Stocks surge on good news

Dow returns to 2007 level; bank stocks trigger late rally

Matthew Craft Associated Press

NEW YORK – Bank stocks turbocharged a rally across the financial markets Tuesday, and all three major stock indexes posted their biggest gains of the year. The Dow Jones industrial average rose 218 points and closed at its highest level since the last day of 2007.

The Nasdaq composite closed above 3,000 for the first time since December 2000, when dot-com stocks were collapsing.

There was already plenty of good news driving the market higher Tuesday: Retail sales in February increased the most since September, and the Federal Reserve said it expected the unemployment rate to keep falling.

Then the market soared in the final hour after JPMorgan Chase, the country’s largest bank by assets, announced that it plans to buy back as much as $15 billion of its stock and raise its quarterly dividend by a nickel to 30 cents per share.

JPMorgan said it was acting with the blessing of the Federal Reserve, which was preparing to announce the results of a review to make sure banks have enough cash to withstand a financial crisis worse than what happened in 2008.

“That’s what really made the day,” said Jeffrey Kleintop, chief market strategist at LPL Financial.

JPMorgan Chase stock soared 7 percent, and other banks followed. Citigroup and Goldman Sachs gained 6 percent. Banks were easily the best-performing stocks in the market, gaining almost 4 percent as a group.

The Dow finished at 13,177.68, its highest close since Dec. 31, 2007. Tuesday’s close put the Dow within 1,000 points of its record, 14,164.53, set in October 2007. All 30 stocks in the Dow closed higher, the first time that has happened this year.

The Nasdaq composite index rose 56.22 points, or 1.9 percent, to 3,039.88.

On Dec. 11, 2000, the last time the Nasdaq closed above 3,000, it was in the middle of a horrifying slide – from a peak above 5,000 in March 2000 to just above 1,100 in October 2002.

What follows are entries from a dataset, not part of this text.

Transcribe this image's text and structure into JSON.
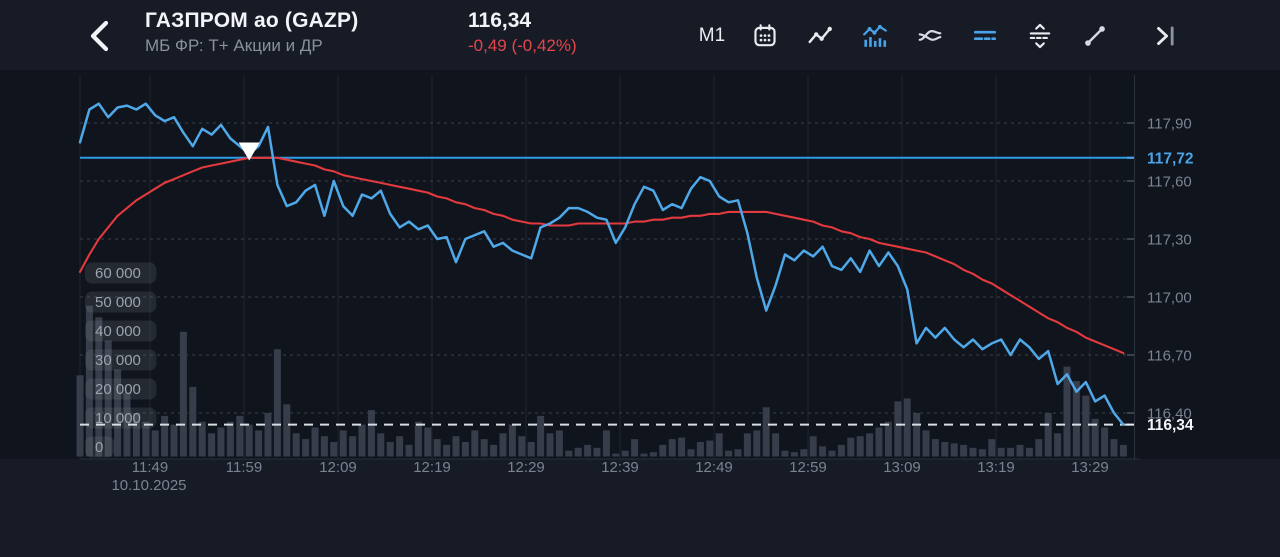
{
  "header": {
    "title": "ГАЗПРОМ ао (GAZP)",
    "subtitle": "МБ ФР: Т+ Акции и ДР",
    "price": "116,34",
    "change": "-0,49 (-0,42%)"
  },
  "toolbar": {
    "timeframe_label": "M1",
    "buttons": [
      {
        "name": "calendar-icon",
        "active": false
      },
      {
        "name": "line-chart-icon",
        "active": false
      },
      {
        "name": "line-volume-chart-icon",
        "active": true
      },
      {
        "name": "compare-lines-icon",
        "active": false
      },
      {
        "name": "price-levels-icon",
        "active": true
      },
      {
        "name": "expand-vertical-icon",
        "active": false
      },
      {
        "name": "trend-line-icon",
        "active": false
      },
      {
        "name": "skip-to-end-icon",
        "active": false
      }
    ]
  },
  "colors": {
    "background": "#171B26",
    "chart_bg": "#10141D",
    "accent_blue": "#4AA3E8",
    "price_line": "#4FA8E8",
    "reference_line_blue": "#2E9BE5",
    "ma_line": "#E23A3E",
    "negative_red": "#E2474B",
    "grid_horizontal": "#3A404D",
    "grid_vertical": "#1E2431",
    "axis_line": "#2A303C",
    "volume_bar": "#373D4A",
    "axis_text": "#7B8292",
    "pill_bg": "rgba(130,136,150,0.18)",
    "pill_text": "#9CA2AE",
    "dashed_line": "#D9DDE4",
    "marker": "#FFFFFF",
    "text_primary": "#F2F4F7"
  },
  "chart_data": {
    "type": "line",
    "title": "GAZP M1 intraday price with moving average and volume",
    "x_axis": {
      "labels": [
        "11:49",
        "11:59",
        "12:09",
        "12:19",
        "12:29",
        "12:39",
        "12:49",
        "12:59",
        "13:09",
        "13:19",
        "13:29"
      ],
      "date": "10.10.2025",
      "minutes_per_label": 10
    },
    "y_axis": {
      "ticks": [
        {
          "value": 117.9,
          "label": "117,90"
        },
        {
          "value": 117.6,
          "label": "117,60"
        },
        {
          "value": 117.3,
          "label": "117,30"
        },
        {
          "value": 117.0,
          "label": "117,00"
        },
        {
          "value": 116.7,
          "label": "116,70"
        },
        {
          "value": 116.4,
          "label": "116,40"
        }
      ]
    },
    "reference_lines": [
      {
        "value": 117.72,
        "label": "117,72",
        "style": "solid",
        "color": "#2E9BE5"
      },
      {
        "value": 116.34,
        "label": "116,34",
        "style": "dashed",
        "color": "#D9DDE4"
      }
    ],
    "volume_axis": {
      "ticks": [
        {
          "value": 60000,
          "label": "60 000"
        },
        {
          "value": 50000,
          "label": "50 000"
        },
        {
          "value": 40000,
          "label": "40 000"
        },
        {
          "value": 30000,
          "label": "30 000"
        },
        {
          "value": 20000,
          "label": "20 000"
        },
        {
          "value": 10000,
          "label": "10 000"
        },
        {
          "value": 0,
          "label": "0"
        }
      ]
    },
    "marker": {
      "shape": "triangle-down",
      "index": 18,
      "color": "#FFFFFF"
    },
    "series": [
      {
        "name": "price",
        "color": "#4FA8E8",
        "values": [
          117.8,
          117.97,
          118.0,
          117.93,
          117.98,
          117.99,
          117.97,
          118.0,
          117.94,
          117.91,
          117.93,
          117.85,
          117.78,
          117.87,
          117.84,
          117.89,
          117.82,
          117.78,
          117.74,
          117.78,
          117.88,
          117.58,
          117.47,
          117.49,
          117.55,
          117.58,
          117.42,
          117.6,
          117.47,
          117.42,
          117.53,
          117.51,
          117.55,
          117.43,
          117.36,
          117.39,
          117.35,
          117.37,
          117.3,
          117.31,
          117.18,
          117.3,
          117.32,
          117.34,
          117.26,
          117.28,
          117.24,
          117.22,
          117.2,
          117.36,
          117.38,
          117.41,
          117.46,
          117.46,
          117.44,
          117.41,
          117.4,
          117.28,
          117.36,
          117.48,
          117.57,
          117.55,
          117.45,
          117.48,
          117.46,
          117.56,
          117.62,
          117.6,
          117.52,
          117.49,
          117.5,
          117.33,
          117.1,
          116.93,
          117.06,
          117.22,
          117.19,
          117.24,
          117.21,
          117.26,
          117.16,
          117.14,
          117.2,
          117.13,
          117.24,
          117.16,
          117.23,
          117.16,
          117.04,
          116.76,
          116.84,
          116.79,
          116.84,
          116.78,
          116.74,
          116.78,
          116.73,
          116.76,
          116.78,
          116.7,
          116.78,
          116.74,
          116.68,
          116.72,
          116.55,
          116.6,
          116.51,
          116.56,
          116.46,
          116.49,
          116.4,
          116.34
        ]
      },
      {
        "name": "moving-average",
        "color": "#E23A3E",
        "values": [
          117.13,
          117.22,
          117.3,
          117.36,
          117.42,
          117.46,
          117.5,
          117.53,
          117.56,
          117.59,
          117.61,
          117.63,
          117.65,
          117.67,
          117.68,
          117.69,
          117.7,
          117.71,
          117.72,
          117.72,
          117.72,
          117.72,
          117.71,
          117.7,
          117.69,
          117.68,
          117.66,
          117.65,
          117.63,
          117.62,
          117.61,
          117.6,
          117.59,
          117.58,
          117.57,
          117.56,
          117.55,
          117.54,
          117.52,
          117.51,
          117.49,
          117.48,
          117.46,
          117.45,
          117.43,
          117.42,
          117.4,
          117.39,
          117.38,
          117.38,
          117.37,
          117.37,
          117.37,
          117.38,
          117.38,
          117.38,
          117.38,
          117.38,
          117.38,
          117.39,
          117.39,
          117.4,
          117.4,
          117.41,
          117.41,
          117.42,
          117.42,
          117.43,
          117.43,
          117.44,
          117.44,
          117.44,
          117.44,
          117.44,
          117.43,
          117.42,
          117.41,
          117.4,
          117.39,
          117.37,
          117.36,
          117.34,
          117.33,
          117.31,
          117.3,
          117.28,
          117.27,
          117.26,
          117.25,
          117.24,
          117.23,
          117.21,
          117.19,
          117.17,
          117.14,
          117.12,
          117.09,
          117.07,
          117.04,
          117.01,
          116.98,
          116.95,
          116.92,
          116.89,
          116.87,
          116.84,
          116.82,
          116.79,
          116.77,
          116.75,
          116.73,
          116.71
        ]
      }
    ],
    "volumes": [
      28000,
      52000,
      48000,
      40000,
      30000,
      22000,
      15000,
      12000,
      9000,
      14000,
      11000,
      43000,
      24000,
      12000,
      8000,
      10000,
      12000,
      14000,
      11000,
      9000,
      15000,
      37000,
      18000,
      8000,
      6000,
      10000,
      7000,
      5000,
      9000,
      7000,
      11000,
      16000,
      8000,
      5000,
      7000,
      4000,
      12000,
      10000,
      6000,
      4000,
      7000,
      5000,
      9000,
      6000,
      4000,
      8000,
      11000,
      7000,
      5000,
      14000,
      8000,
      9000,
      2000,
      3000,
      4000,
      3000,
      9000,
      1000,
      2000,
      6000,
      1000,
      1500,
      4000,
      6000,
      6500,
      2500,
      5000,
      5500,
      8000,
      2000,
      2500,
      8000,
      9000,
      17000,
      8000,
      2000,
      1500,
      2500,
      7000,
      3500,
      2000,
      4000,
      6500,
      7000,
      8000,
      10000,
      12000,
      19000,
      20000,
      15000,
      9000,
      6000,
      5000,
      4500,
      4000,
      3000,
      2500,
      6000,
      3000,
      3000,
      4000,
      3000,
      6000,
      15000,
      8000,
      31000,
      26000,
      21000,
      13000,
      10000,
      6000,
      4000
    ]
  }
}
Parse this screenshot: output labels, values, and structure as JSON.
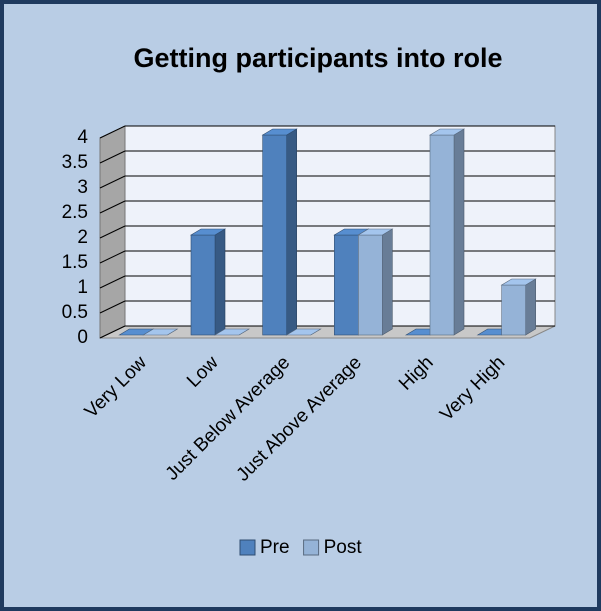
{
  "chart_data": {
    "type": "bar3d",
    "title": "Getting participants into role",
    "categories": [
      "Very Low",
      "Low",
      "Just Below Average",
      "Just Above Average",
      "High",
      "Very High"
    ],
    "series": [
      {
        "name": "Pre",
        "color": "#4f81bd",
        "values": [
          0,
          2,
          4,
          2,
          0,
          0
        ]
      },
      {
        "name": "Post",
        "color": "#95b3d7",
        "values": [
          0,
          0,
          0,
          2,
          4,
          1
        ]
      }
    ],
    "ylim": [
      0,
      4
    ],
    "yticks": [
      0,
      0.5,
      1,
      1.5,
      2,
      2.5,
      3,
      3.5,
      4
    ],
    "grid": true,
    "legend": "bottom"
  }
}
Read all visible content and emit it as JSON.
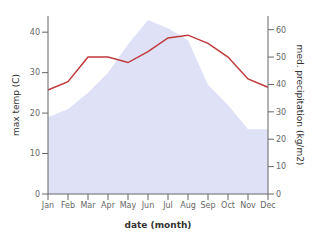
{
  "chart_data": {
    "type": "line",
    "xlabel": "date (month)",
    "ylabel": "max temp (C)",
    "y2label": "med. precipitation (kg/m2)",
    "categories": [
      "Jan",
      "Feb",
      "Mar",
      "Apr",
      "May",
      "Jun",
      "Jul",
      "Aug",
      "Sep",
      "Oct",
      "Nov",
      "Dec"
    ],
    "series": [
      {
        "type": "area",
        "color": "#c5caf0",
        "values": [
          19,
          21,
          25,
          30,
          37,
          43,
          41,
          38,
          27,
          22,
          16,
          16
        ]
      },
      {
        "type": "line",
        "color": "#c0393b",
        "axis": "y2",
        "values": [
          38,
          41,
          50,
          50,
          48,
          52,
          57,
          58,
          55,
          50,
          42,
          39
        ]
      }
    ],
    "ylim": [
      0,
      44
    ],
    "yticks": [
      0,
      10,
      20,
      30,
      40
    ],
    "y2lim": [
      0,
      65
    ],
    "y2ticks": [
      0,
      10,
      20,
      30,
      40,
      50,
      60
    ],
    "grid": false
  }
}
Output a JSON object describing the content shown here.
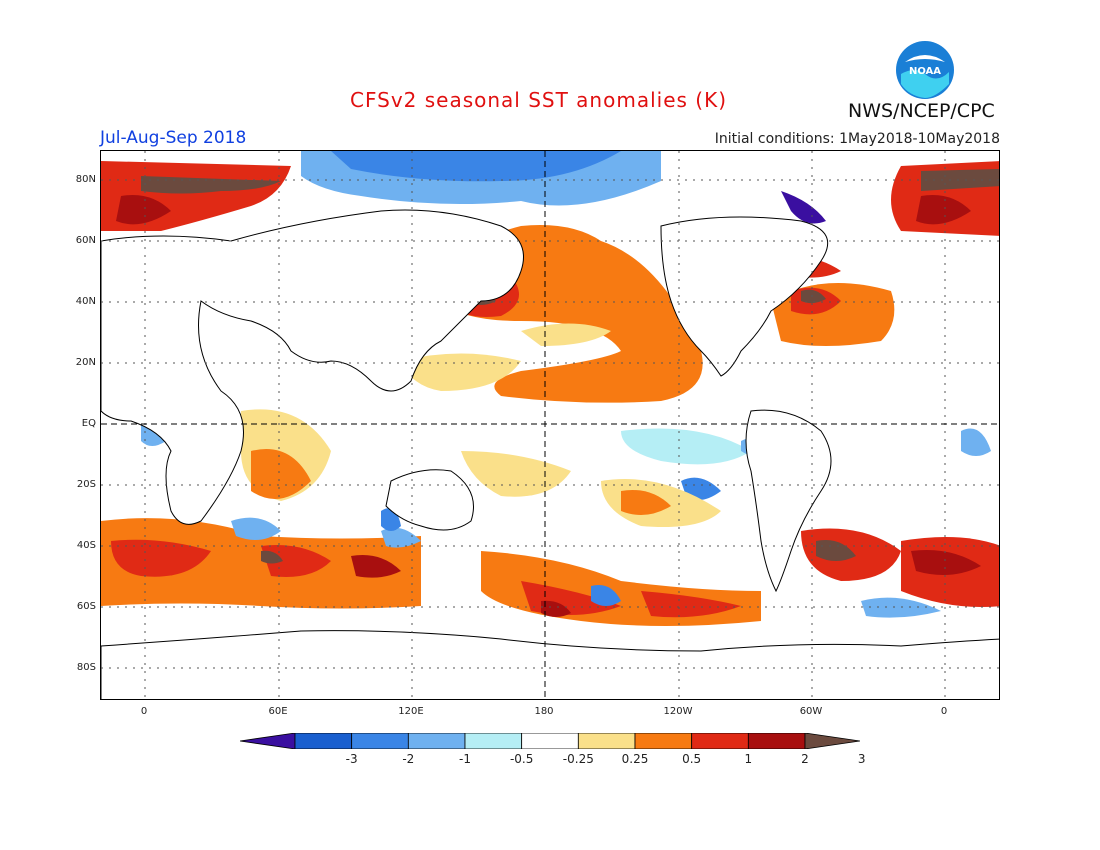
{
  "title": "CFSv2 seasonal SST anomalies (K)",
  "period": "Jul-Aug-Sep 2018",
  "initial_conditions": "Initial conditions: 1May2018-10May2018",
  "organization": "NWS/NCEP/CPC",
  "logo_text": "NOAA",
  "lat_labels": [
    "80N",
    "60N",
    "40N",
    "20N",
    "EQ",
    "20S",
    "40S",
    "60S",
    "80S"
  ],
  "lon_labels": [
    "0",
    "60E",
    "120E",
    "180",
    "120W",
    "60W",
    "0"
  ],
  "colorbar": {
    "labels": [
      "-3",
      "-2",
      "-1",
      "-0.5",
      "-0.25",
      "0.25",
      "0.5",
      "1",
      "2",
      "3"
    ],
    "colors": [
      "#3a0fa0",
      "#1a5fcf",
      "#3a85e6",
      "#6fb1f0",
      "#b5eef5",
      "#ffffff",
      "#fae08a",
      "#f77a12",
      "#e02a15",
      "#a80f0f",
      "#6b4a3e"
    ]
  },
  "colors": {
    "title": "#e01010",
    "period": "#1040e0",
    "land": "#ffffff",
    "coast": "#000000"
  }
}
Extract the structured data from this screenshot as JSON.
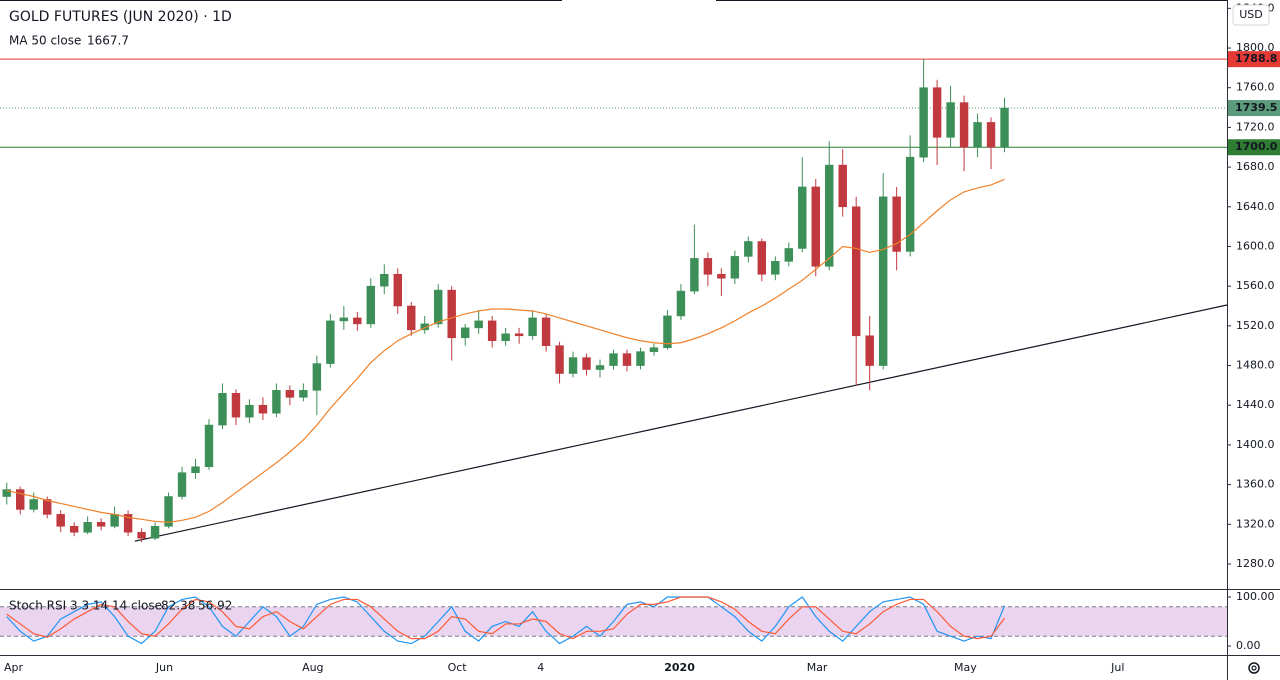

Jack Ablin, chief investment officer at Harris Private Bank, said the key difference between the Nasdaq then and now is that the technology companies that dominate the index only promised profits 12 years ago.

“The Nasdaq hasn’t done much of anything for 12 years, but it’s had a huge rally in earnings,” Ablin said.

Today, the profits are real. The Nasdaq composite, which includes more than 2,500 companies, trades at about 24 times earnings, according to Birinyi Associates. Apple’s profit last year was almost $26 billion.

The Standard & Poor’s 500 index closed up 24.87 points, or 1.8 percent, at 1,395.95, its highest level since June 5, 2008. The S&P has gained 11 percent since Jan. 1, more than an average year. The S&P is a 12 percent rally from its record of 1,565.15.

Brian Gendreau, market strategist at Cetera Financial, said stocks could still go higher. Investors are paying roughly 14 times the past year’s earnings for the S&P 500 index. The long-term average is closer to 15, and it’s not uncommon for stocks to trade higher than the long-term average and for many years.

“Valuations are still very cheap,” he said.

The retail sales report showed a gain of 1.1 percent last month. Some of it reflected higher gas prices, but Americans also spent more on cars, clothes and appliances. Department stores had their biggest gains in more than a year. The government also revised its estimates higher for December and January.

The rally gained strength in the afternoon when the Federal Reserve said it saw signs of an improving economy and expected the unemployment rate to keep falling. The Fed also said strains in the global financial markets have eased.

The combination of strong retail sales and the Fed announcement dampened hopes that the Fed would buy more bonds to stimulate the economy, and traders dumped U.S. Treasury debt. The yield on the 10-year Treasury note climbed as high as 2.12 percent, its highest since October.